The following article was originally published in the Ohio Capital Journal and published on News5Cleveland.com under a content-sharing agreement.
The ACLU, Planned Parenthood Federation of America, and the WilmerHale law firm filed a request to make changes to their lawsuit in the Hamilton County Court of Common Pleas, arguing the Ohio Issue 1 amendment passed by 57% of voters should be applied and the state’s six-week abortion ban law should be removed for good.
“The Ohio Constitution now plainly and precisely answers the question before the court – whether the six-week ban is unconstitutional – in the affirmative,” according to a statement released by PPFA, Planned Parenthood of Greater Ohio, Planned Parenthood Southwest Ohio Region, the ACLU’s national and Ohio chapters and other clinics in the state who were party to the lawsuit: Pre-term-Cleveland, Women’s Med Group Professional Corporation, Northeast Ohio Women’s Center and Toledo Women’s Center.
Enforcement of the six-week ban, enacted as Senate Bill 23, has been indefinitely paused since Oct. 2022, when Hamilton County judge Christian Jenkins argued the state constitution “specifically and unambiguously recognized as fundamental the right to liberty … and the right to seek and obtain safety,” despite not specifically mentioning abortion rights at the time.
The new development isn’t a surprising move, since abortion advocacy groups began plans to overturn abortion regulations in the state as early as the day after Issue 1 was approved by 57% of Ohio voters in the November general election.
Constitutional law professor Steven Steinglass predicted legal conflicts that would pit state legislators against the amendment, despite its overwhelming approval from voters. Even though the amendment is effective, he and abortion advocates don’t plan to relax as dozens of abortion restrictions are still on the books in Ohio. Plus, there have already been concerted efforts to undermine the amendment itself.
The proposed amended complaint, which hasn’t been officially accepted by the court but has been filed in the Hamilton County court, says Issue 1 became effective Dec. 7, and “establishes the ‘right to make and carry out one’s own reproductive decisions,’ including the decision to have an abortion.”
The proposed complaint laid out all parts of the new state constitutional, including the language that only allows the state to prohibit abortion “after fetal viability,” though no abortion can be prohibited if a treating physician finds it “necessary to protect the pregnant patient’s life or health.”
Imposing a six-week ban puts the prohibition “well before the point of fetal viability,” the groups argue, and penalizing abortion providers doing so violates the constitutional language in which the state is not allowed to “burden, penalize, prohibit, interfere with or discriminate against” the individual right to abortion or the provider’s ability to assist in exercising that right.

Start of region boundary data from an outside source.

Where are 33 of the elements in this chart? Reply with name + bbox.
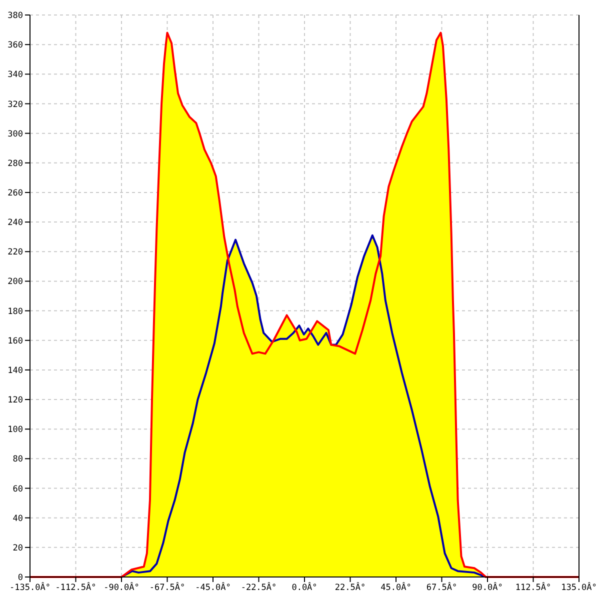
x-tick-label: -90.0Â°	[104, 582, 140, 594]
x-tick-label: 112.5Â°	[515, 582, 552, 594]
y-tick-label: 280	[8, 158, 23, 169]
x-tick-label: -22.5Â°	[240, 582, 277, 594]
x-tick-label: -45.0Â°	[195, 582, 231, 594]
x-tick-label: -112.5Â°	[55, 582, 96, 594]
x-tick-label: 90.0Â°	[472, 582, 503, 594]
y-tick-label: 60	[12, 484, 23, 494]
y-tick-label: 220	[8, 248, 23, 258]
x-tick-label: 22.5Â°	[334, 582, 366, 594]
y-tick-label: 240	[8, 218, 23, 228]
y-tick-label: 120	[8, 396, 23, 406]
y-tick-label: 300	[8, 129, 23, 140]
x-tick-label: 0.0Â°	[292, 582, 318, 594]
y-tick-label: 320	[8, 100, 23, 110]
y-tick-label: 200	[8, 277, 23, 288]
x-tick-label: 135.0Â°	[561, 582, 597, 594]
y-tick-label: 260	[8, 188, 23, 198]
y-tick-label: 40	[12, 514, 23, 524]
y-tick-label: 140	[8, 366, 23, 376]
x-tick-label: 67.5Â°	[426, 582, 458, 594]
y-tick-label: 380	[8, 11, 23, 22]
y-tick-label: 100	[8, 425, 23, 436]
y-tick-label: 0	[18, 573, 23, 584]
y-tick-label: 340	[8, 70, 23, 80]
x-tick-label: 45.0Â°	[380, 582, 412, 594]
y-tick-label: 360	[8, 40, 23, 51]
y-tick-label: 20	[12, 543, 23, 554]
x-tick-label: -67.5Â°	[149, 582, 186, 594]
y-tick-label: 180	[8, 306, 23, 317]
y-tick-label: 80	[12, 454, 23, 465]
x-tick-label: -135.0Â°	[10, 582, 50, 594]
y-tick-label: 160	[8, 336, 23, 346]
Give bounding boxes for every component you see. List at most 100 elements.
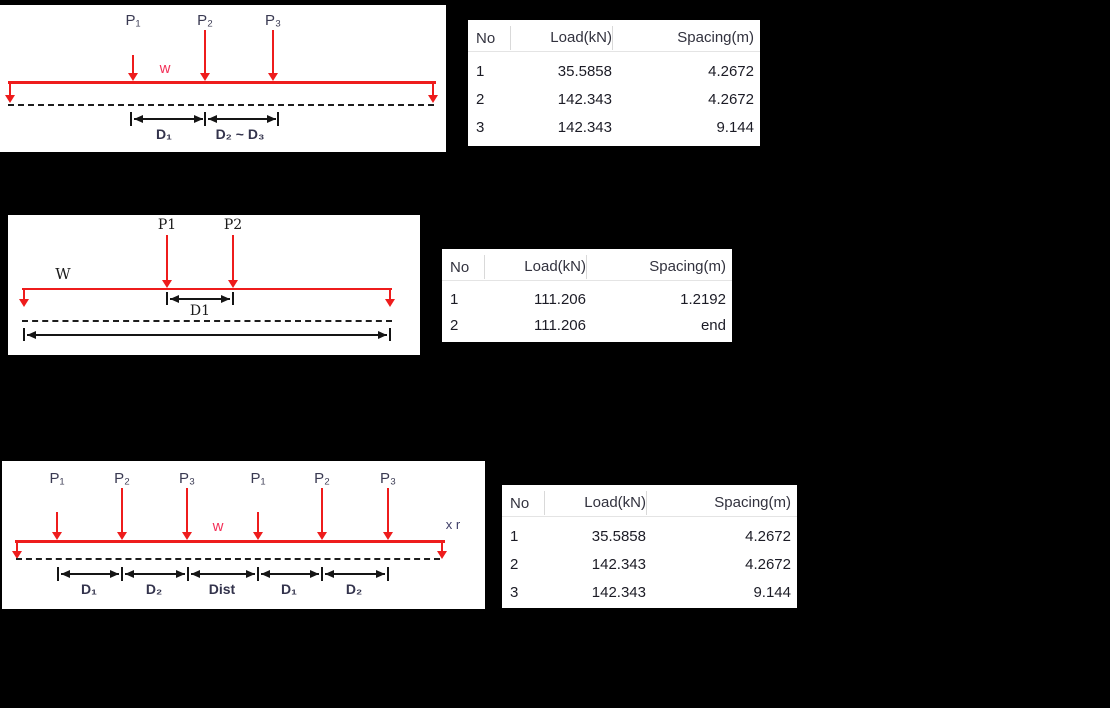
column-header-load: Load(kN)	[510, 26, 612, 50]
dimension-label: D1	[189, 303, 211, 319]
cell-spacing: 4.2672	[745, 555, 791, 573]
cell-spacing: 1.2192	[680, 290, 726, 308]
cell-no: 2	[450, 316, 459, 334]
dimension-label: D₂	[345, 581, 363, 597]
dimension-tick	[130, 112, 132, 126]
axis-note: x r	[445, 517, 461, 532]
beam-end-arrow-icon	[19, 289, 29, 307]
dimension-tick	[187, 567, 189, 581]
point-load-label: P₂	[114, 470, 130, 487]
table-row: 2 142.343 4.2672	[468, 85, 760, 113]
cell-no: 3	[510, 583, 519, 601]
column-header-load: Load(kN)	[484, 255, 586, 279]
dimension-tick	[166, 292, 168, 305]
cell-no: 2	[476, 90, 485, 108]
dimension-label: Dist	[208, 581, 236, 597]
table-header-row: No Load(kN) Spacing(m)	[502, 490, 797, 517]
cell-no: 1	[450, 290, 459, 308]
cell-spacing: 4.2672	[745, 527, 791, 545]
beam-end-arrow-icon	[12, 542, 22, 559]
cell-load: 142.343	[557, 90, 612, 108]
beam-dashed-line	[16, 558, 440, 560]
truck-load-diagram-1: P₁ P₂ P₃ w D₁ D₂ ~ D₃	[0, 5, 446, 152]
cell-load: 142.343	[591, 583, 646, 601]
cell-no: 2	[510, 555, 519, 573]
table-row: 1 111.206 1.2192	[442, 286, 732, 312]
udl-label: w	[212, 518, 224, 535]
column-header-load: Load(kN)	[544, 491, 646, 515]
load-arrow-icon	[228, 235, 238, 288]
cell-spacing: 9.144	[716, 118, 754, 136]
udl-label: W	[55, 265, 71, 283]
point-load-label: P₁	[250, 470, 266, 487]
load-arrow-icon	[117, 488, 127, 540]
dimension-tick	[23, 328, 25, 341]
cell-spacing: 9.144	[753, 583, 791, 601]
dimension-label: D₁	[156, 126, 172, 142]
table-row: 2 142.343 4.2672	[502, 550, 797, 578]
point-load-label: P1	[157, 217, 177, 233]
dimension-tick	[277, 112, 279, 126]
load-spacing-table-2: No Load(kN) Spacing(m) 1 111.206 1.2192 …	[442, 249, 732, 342]
point-load-label: P₃	[178, 470, 196, 487]
dimension-tick	[257, 567, 259, 581]
beam-end-arrow-icon	[385, 289, 395, 307]
load-arrow-icon	[253, 512, 263, 540]
dimension-tick	[321, 567, 323, 581]
dimension-tick	[387, 567, 389, 581]
point-load-label: P₂	[197, 12, 213, 29]
table-row: 3 142.343 9.144	[468, 113, 760, 141]
dimension-line	[191, 570, 255, 578]
cell-spacing: end	[700, 316, 726, 334]
point-load-label: P2	[223, 217, 243, 233]
dimension-line	[125, 570, 185, 578]
table-row: 3 142.343 9.144	[502, 578, 797, 606]
dimension-line	[325, 570, 385, 578]
dimension-tick	[389, 328, 391, 341]
load-arrow-icon	[383, 488, 393, 540]
cell-spacing: 4.2672	[708, 62, 754, 80]
load-spacing-table-3: No Load(kN) Spacing(m) 1 35.5858 4.2672 …	[502, 485, 797, 608]
dimension-tick	[57, 567, 59, 581]
table-header-row: No Load(kN) Spacing(m)	[468, 25, 760, 52]
table-row: 1 35.5858 4.2672	[502, 522, 797, 550]
dimension-label: D₂	[145, 581, 163, 597]
table-row: 1 35.5858 4.2672	[468, 57, 760, 85]
column-header-spacing: Spacing(m)	[612, 26, 754, 50]
dimension-tick	[232, 292, 234, 305]
cell-no: 3	[476, 118, 485, 136]
load-arrow-icon	[52, 512, 62, 540]
span-dimension-line	[27, 331, 387, 339]
dimension-label: D₂ ~ D₃	[215, 126, 265, 142]
load-arrow-icon	[268, 30, 278, 81]
dimension-line	[208, 115, 276, 123]
load-spacing-table-1: No Load(kN) Spacing(m) 1 35.5858 4.2672 …	[468, 20, 760, 146]
column-header-spacing: Spacing(m)	[586, 255, 726, 279]
dimension-tick	[204, 112, 206, 126]
cell-load: 111.206	[534, 290, 586, 308]
dimension-line	[61, 570, 119, 578]
table-row: 2 111.206 end	[442, 312, 732, 338]
point-load-label: P₃	[379, 470, 397, 487]
cell-no: 1	[476, 62, 485, 80]
dimension-line	[170, 295, 230, 303]
dimension-tick	[121, 567, 123, 581]
beam-line	[15, 540, 445, 543]
cell-load: 35.5858	[557, 62, 612, 80]
cell-load: 142.343	[591, 555, 646, 573]
beam-dashed-line	[8, 104, 434, 106]
beam-line	[8, 81, 436, 84]
load-arrow-icon	[182, 488, 192, 540]
load-arrow-icon	[128, 55, 138, 81]
cell-load: 35.5858	[591, 527, 646, 545]
column-header-spacing: Spacing(m)	[646, 491, 791, 515]
lane-load-diagram: P1 P2 W D1	[8, 215, 420, 355]
beam-dashed-line	[22, 320, 392, 322]
column-header-no: No	[450, 258, 470, 276]
beam-line	[22, 288, 392, 290]
load-arrow-icon	[162, 235, 172, 288]
column-header-no: No	[510, 494, 530, 512]
dimension-label: D₁	[81, 581, 97, 597]
cell-spacing: 4.2672	[708, 90, 754, 108]
point-load-label: P₂	[314, 470, 330, 487]
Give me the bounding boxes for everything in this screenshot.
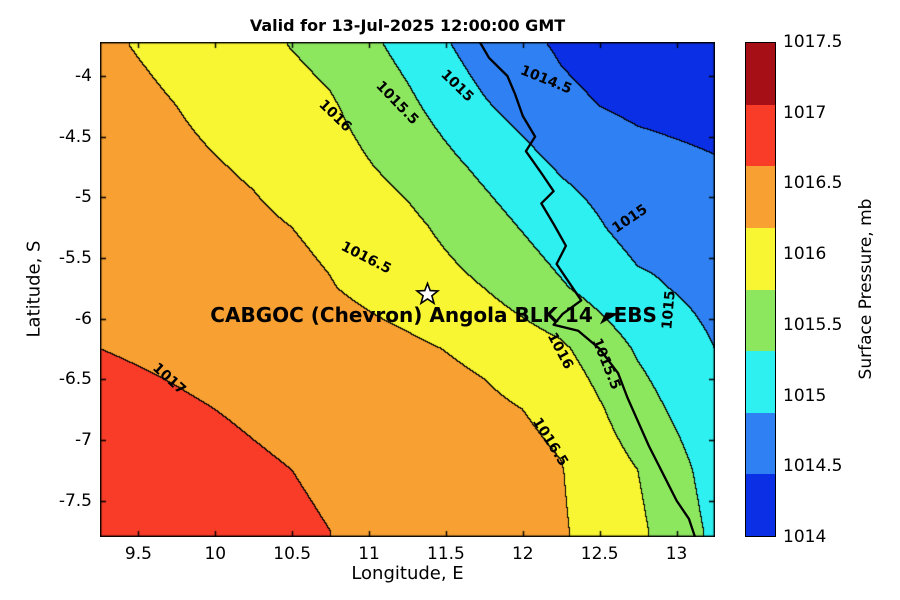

“By banning abortion from the earliest weeks of pregnancy and thus forcing continued pregnancy and childbirth upon countless Ohioans, (the six-week ban) prohibits plaintiffs’ patients from exercising their fundamental rights in violation of the Ohio Constitution’s broad protections for individual liberties under Article 1, Sections 1, 16 and 21,” the complaint states, referring to the Issue 1 amendment.
The groups asked the court to keep the pause in place as they await a permanent injunction, based on the new court filing.
The case is also awaiting a decision from the Ohio Supreme Court, who heard arguments in September on whether or not the ban could stay in place as the lawsuit went forward. Representatives for the state of Ohio argued the pause in enforcement was judicial overreach, and could cause harm to the state as abortions could continue to go forward.